Eine Gewalttat rückte 2004 die brandenburgische Kreisstadt Beeskow ins Zentrum des Medieninteresses und machte sie so für einige Tage zur "Weltstadt": In der Nacht zum 16. Juni hatten dort zwei Jugendliche einen schlafenden Obdachlosen misshandelt und anschließend angezündet. Das Opfer überlebte mit schweren Brandverletzungen.
Weltstadt, das Spielfilmdebüt von Christian Klandt, erzählt von den Ereignissen jenes Tages, liefert jedoch keine Rekonstruktion, sondern eine Fiktionalisierung dieser 24 Stunden. Im Mittelpunkt stehen die Täter. Der aggressive Karsten ist arbeitslos und weiß mit seinem Leben nichts anzufangen. Sein sensibel wirkender Freund Till bricht seine Malerlehre ab und steht, wie viele Einwohner/innen der tristen, im Film namenlosen Stadt, vor der Frage, ob er fortziehen soll.
Der Film beginnt am Morgen nach der Tat und zeigt in einer
Kamerafahrt eine friedlich wirkende Stadt, bevor im
Rückblick die eigentliche Geschichte beginnt.
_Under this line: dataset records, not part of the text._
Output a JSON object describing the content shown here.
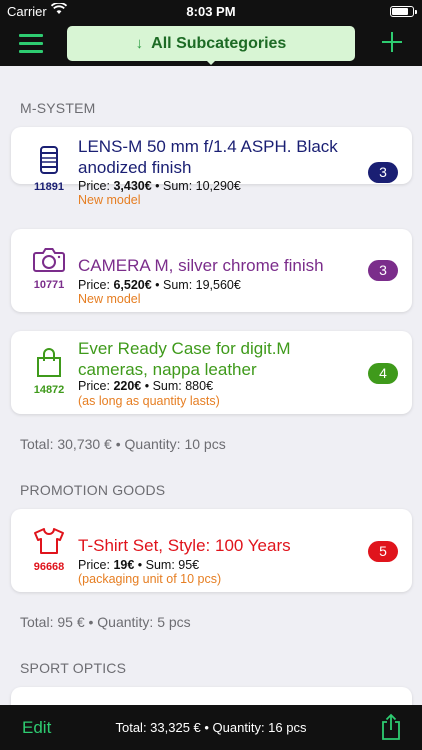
{
  "status_bar": {
    "carrier": "Carrier",
    "time": "8:03 PM",
    "battery_level": 0.8
  },
  "navbar": {
    "menu_icon": "hamburger-icon",
    "subcategory_arrow": "↓",
    "subcategory_label": "All Subcategories",
    "add_icon": "plus-icon"
  },
  "sections": [
    {
      "header": "M-SYSTEM",
      "items": [
        {
          "icon": "lens-icon",
          "code": "11891",
          "title": "LENS-M 50 mm f/1.4 ASPH. Black anodized finish",
          "price_label": "Price:",
          "price": "3,430€",
          "sum": "• Sum: 10,290€",
          "note": "New model",
          "badge": "3",
          "color": "#1a1f73"
        },
        {
          "icon": "camera-icon",
          "code": "10771",
          "title": "CAMERA M, silver chrome finish",
          "price_label": "Price:",
          "price": "6,520€",
          "sum": "• Sum: 19,560€",
          "note": "New model",
          "badge": "3",
          "color": "#7b2d8b"
        },
        {
          "icon": "shopping-bag-icon",
          "code": "14872",
          "title": "Ever Ready Case for digit.M cameras, nappa leather",
          "price_label": "Price:",
          "price": "220€",
          "sum": "• Sum: 880€",
          "note": "(as long as quantity lasts)",
          "badge": "4",
          "color": "#3f9a1b"
        }
      ],
      "total": "Total: 30,730 € • Quantity: 10 pcs"
    },
    {
      "header": "PROMOTION GOODS",
      "items": [
        {
          "icon": "tshirt-icon",
          "code": "96668",
          "title": "T-Shirt Set, Style: 100 Years",
          "price_label": "Price:",
          "price": "19€",
          "sum": "• Sum: 95€",
          "note": "(packaging unit of 10 pcs)",
          "badge": "5",
          "color": "#e0141c"
        }
      ],
      "total": "Total: 95 € • Quantity: 5 pcs"
    },
    {
      "header": "SPORT OPTICS",
      "items": [],
      "total": ""
    }
  ],
  "bottom_bar": {
    "edit_label": "Edit",
    "summary": "Total: 33,325 € • Quantity: 16 pcs",
    "share_icon": "share-icon"
  },
  "colors": {
    "accent": "#2ecc71",
    "note": "#e67e22",
    "bar_bg": "#111111"
  }
}
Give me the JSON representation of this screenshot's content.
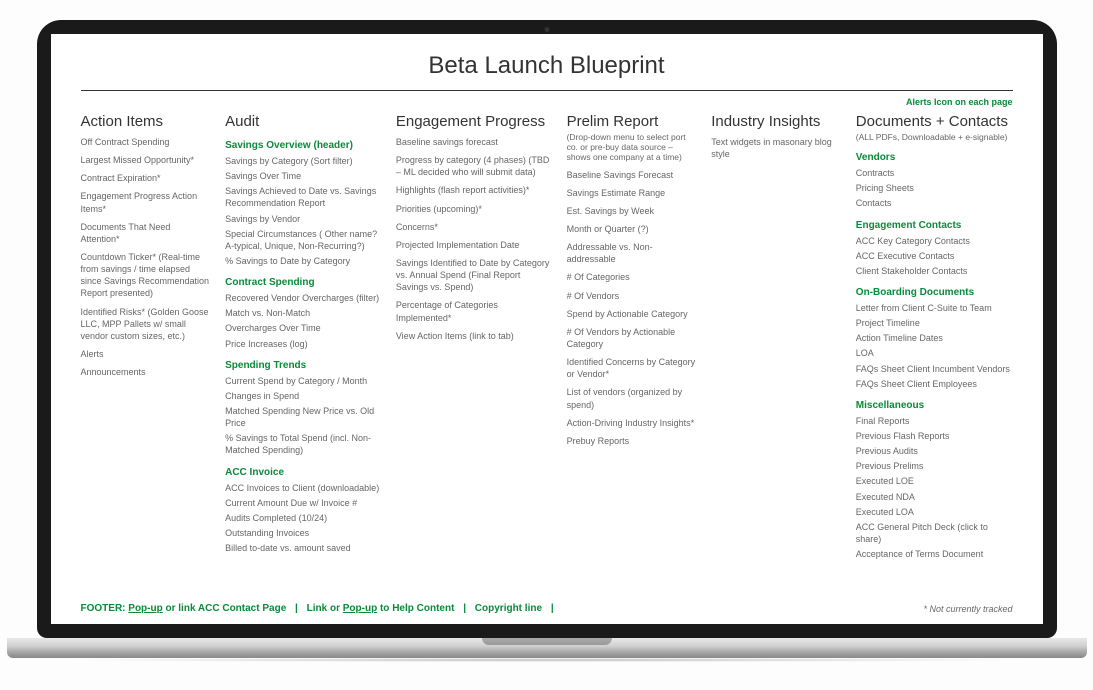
{
  "title": "Beta Launch Blueprint",
  "alerts_note": "Alerts Icon on each page",
  "columns": {
    "action_items": {
      "title": "Action Items",
      "items": [
        "Off Contract Spending",
        "Largest Missed Opportunity*",
        "Contract Expiration*",
        "Engagement Progress Action Items*",
        "Documents That Need Attention*",
        "Countdown Ticker* (Real-time from savings / time elapsed since Savings Recommendation Report presented)",
        "Identified Risks* (Golden Goose LLC, MPP Pallets w/ small vendor custom sizes, etc.)",
        "Alerts",
        "Announcements"
      ]
    },
    "audit": {
      "title": "Audit",
      "sections": [
        {
          "heading": "Savings Overview (header)",
          "items": [
            "Savings by Category (Sort filter)",
            "Savings Over Time",
            "Savings Achieved to Date vs. Savings Recommendation Report",
            "Savings by Vendor",
            "Special Circumstances ( Other name? A-typical, Unique, Non-Recurring?)",
            "% Savings to Date by Category"
          ]
        },
        {
          "heading": "Contract Spending",
          "items": [
            "Recovered Vendor Overcharges (filter)",
            "Match vs. Non-Match",
            "Overcharges Over Time",
            "Price Increases (log)"
          ]
        },
        {
          "heading": "Spending Trends",
          "items": [
            "Current Spend by Category / Month",
            "Changes in Spend",
            "Matched Spending New Price vs. Old Price",
            "% Savings to Total Spend (incl. Non-Matched Spending)"
          ]
        },
        {
          "heading": "ACC Invoice",
          "items": [
            "ACC Invoices to Client (downloadable)",
            "Current Amount Due w/ Invoice #",
            "Audits Completed (10/24)",
            "Outstanding Invoices",
            "Billed to-date vs. amount saved"
          ]
        }
      ]
    },
    "engagement": {
      "title": "Engagement Progress",
      "items": [
        "Baseline savings forecast",
        "Progress by category (4 phases) (TBD – ML decided who will submit data)",
        "Highlights (flash report activities)*",
        "Priorities (upcoming)*",
        "Concerns*",
        "Projected Implementation Date",
        "Savings Identified to Date by Category vs. Annual Spend (Final Report Savings vs. Spend)",
        "Percentage of Categories Implemented*",
        "View Action Items (link to tab)"
      ]
    },
    "prelim": {
      "title": "Prelim Report",
      "note": "(Drop-down menu to select port co. or pre-buy data source – shows one company at a time)",
      "items": [
        "Baseline Savings Forecast",
        "Savings Estimate Range",
        "Est. Savings by Week",
        "Month or Quarter (?)",
        "Addressable vs. Non-addressable",
        "# Of Categories",
        "# Of Vendors",
        "Spend by Actionable Category",
        "# Of Vendors by Actionable Category",
        "Identified Concerns by Category or Vendor*",
        "List of vendors (organized by spend)",
        "Action-Driving Industry Insights*",
        "Prebuy Reports"
      ]
    },
    "industry": {
      "title": "Industry Insights",
      "items": [
        "Text widgets in masonary blog style"
      ]
    },
    "documents": {
      "title": "Documents + Contacts",
      "note": "(ALL PDFs, Downloadable + e-signable)",
      "sections": [
        {
          "heading": "Vendors",
          "items": [
            "Contracts",
            "Pricing Sheets",
            "Contacts"
          ]
        },
        {
          "heading": "Engagement Contacts",
          "items": [
            "ACC Key Category Contacts",
            "ACC Executive Contacts",
            "Client Stakeholder Contacts"
          ]
        },
        {
          "heading": "On-Boarding Documents",
          "items": [
            "Letter from Client C-Suite to Team",
            "Project Timeline",
            "Action Timeline Dates",
            "LOA",
            "FAQs Sheet Client Incumbent Vendors",
            "FAQs Sheet Client Employees"
          ]
        },
        {
          "heading": "Miscellaneous",
          "items": [
            "Final Reports",
            "Previous Flash Reports",
            "Previous Audits",
            "Previous Prelims",
            "Executed LOE",
            "Executed NDA",
            "Executed LOA",
            "ACC General Pitch Deck (click to share)",
            "Acceptance of Terms Document"
          ]
        }
      ]
    }
  },
  "footer": {
    "prefix": "FOOTER: ",
    "p1a": "Pop-up",
    "p1b": " or link  ACC Contact Page",
    "p2a": "Link or ",
    "p2b": "Pop-up",
    "p2c": " to Help Content",
    "p3": "Copyright line",
    "right": "* Not currently tracked"
  }
}
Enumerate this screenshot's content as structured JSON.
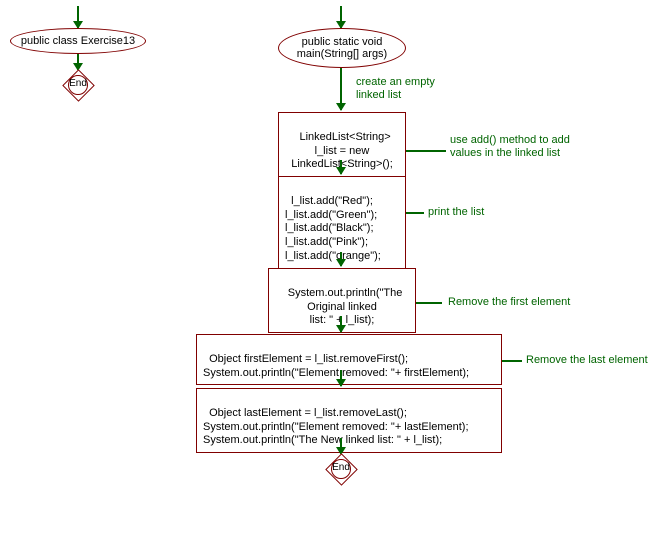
{
  "left": {
    "class_decl": "public class Exercise13",
    "end_label": "End"
  },
  "right": {
    "main_decl": "public static void\nmain(String[] args)",
    "comment_create": "create an empty\nlinked list",
    "node_decl": "LinkedList<String>\nl_list = new\nLinkedList<String>();",
    "comment_add": "use add() method to add\nvalues in the linked list",
    "node_add": "l_list.add(\"Red\");\nl_list.add(\"Green\");\nl_list.add(\"Black\");\nl_list.add(\"Pink\");\nl_list.add(\"orange\");",
    "comment_print": "print the list",
    "node_print": "System.out.println(\"The\nOriginal linked\nlist: \" + l_list);",
    "comment_remove_first": "Remove the first element",
    "node_remove_first": "Object firstElement = l_list.removeFirst();\nSystem.out.println(\"Element removed: \"+ firstElement);",
    "comment_remove_last": "Remove the last element",
    "node_remove_last": "Object lastElement = l_list.removeLast();\nSystem.out.println(\"Element removed: \"+ lastElement);\nSystem.out.println(\"The New linked list: \" + l_list);",
    "end_label": "End"
  }
}
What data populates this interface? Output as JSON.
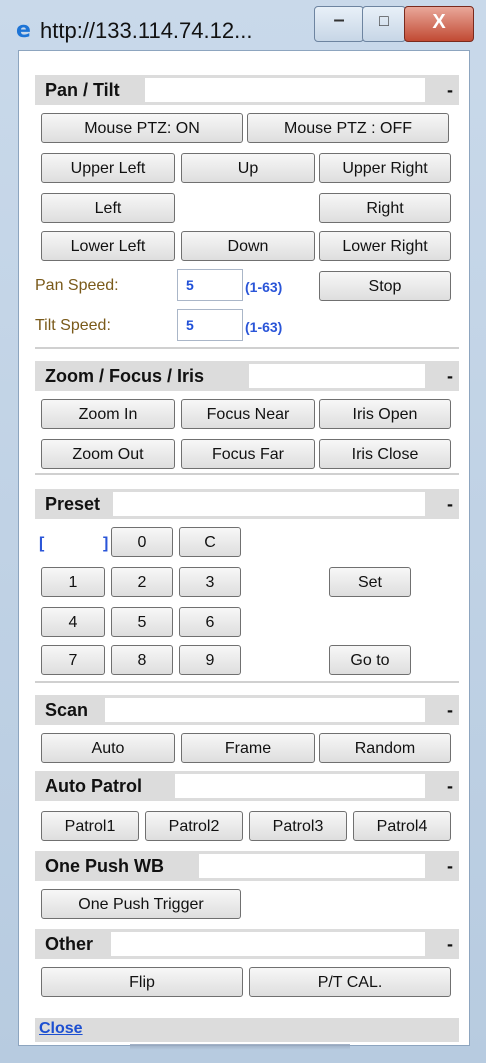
{
  "window": {
    "title": "http://133.114.74.12...",
    "minimize": "–",
    "maximize": "□",
    "close": "X"
  },
  "pan_tilt": {
    "title": "Pan / Tilt",
    "collapse": "-",
    "mouse_on": "Mouse PTZ: ON",
    "mouse_off": "Mouse PTZ : OFF",
    "upper_left": "Upper Left",
    "up": "Up",
    "upper_right": "Upper Right",
    "left": "Left",
    "right": "Right",
    "lower_left": "Lower Left",
    "down": "Down",
    "lower_right": "Lower Right",
    "pan_speed_label": "Pan Speed:",
    "pan_speed_value": "5",
    "pan_range": "(1-63)",
    "stop": "Stop",
    "tilt_speed_label": "Tilt Speed:",
    "tilt_speed_value": "5",
    "tilt_range": "(1-63)"
  },
  "zoom": {
    "title": "Zoom / Focus / Iris",
    "collapse": "-",
    "zoom_in": "Zoom In",
    "focus_near": "Focus Near",
    "iris_open": "Iris Open",
    "zoom_out": "Zoom Out",
    "focus_far": "Focus Far",
    "iris_close": "Iris Close"
  },
  "preset": {
    "title": "Preset",
    "collapse": "-",
    "bracket_open": "[",
    "bracket_close": "]",
    "zero": "0",
    "clear": "C",
    "one": "1",
    "two": "2",
    "three": "3",
    "four": "4",
    "five": "5",
    "six": "6",
    "seven": "7",
    "eight": "8",
    "nine": "9",
    "set": "Set",
    "goto": "Go to"
  },
  "scan": {
    "title": "Scan",
    "collapse": "-",
    "auto": "Auto",
    "frame": "Frame",
    "random": "Random"
  },
  "patrol": {
    "title": "Auto Patrol",
    "collapse": "-",
    "p1": "Patrol1",
    "p2": "Patrol2",
    "p3": "Patrol3",
    "p4": "Patrol4"
  },
  "wb": {
    "title": "One Push WB",
    "collapse": "-",
    "trigger": "One Push Trigger"
  },
  "other": {
    "title": "Other",
    "collapse": "-",
    "flip": "Flip",
    "ptcal": "P/T CAL."
  },
  "footer": {
    "close": "Close"
  }
}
Der Blick des Regisseurs richtet sich dabei auf individuelle und gesellschaftliche Umstände der Gewalttat, bleibt dabei aber einem
dokumentarisch-beobachtenden Stil verpflichtet. Armut und Perspektivlosigkeit bilden den Rahmen, innerhalb dessen die Generationen aneinander vorbei leben. Geschickte bildliche Verknüpfungen enthüllen allerdings Parallelen: Junge wie Alte kompensieren ihren Frust durch gemeinsame Trinkgelage. Vor allem bei den Jugendlichen offenbart sich in banalen, manchmal sogar heiteren Alltagssituationen ein Mangel an seelischem Halt. Improvisierte Dialoge und die rastlose Handkamera geben ihrem oft rohen Umgang untereinander authentisches Gewicht.
Weltstadt bietet eine bedrückende, aber auch sehr lebendige Momentaufnahme schwieriger Lebensumstände zwischen Hoffnung und Perspektivlosigkeit. Gegen anfängliche Skepsis der Bürger/innen von Beeskow wurde diese filmische Erinnerung an eine schnell verdrängte Tat mit kleinstem Budget realisiert. Der selbst aus Beeskow stammende Regisseur, der das Opfer wie auch einen der Täter kennt, schiebt die gängigen Erklärungsmuster vom armen, heruntergewirtschafteten Osten nicht beiseite, zeigt aber auch deren begrenzte Aussagekraft. Die Angst vor dem sozialen Abstieg, den der Obdachlose verkörpert, ist ein gesamtgesellschaftliches Phänomen. Für die notwendige Diskussion um die Frage, warum gerade Jugendliche ihr Gewaltpotenzial immer wieder gegen Schwächere richten, liefert der Film wichtige Anhaltspunkte.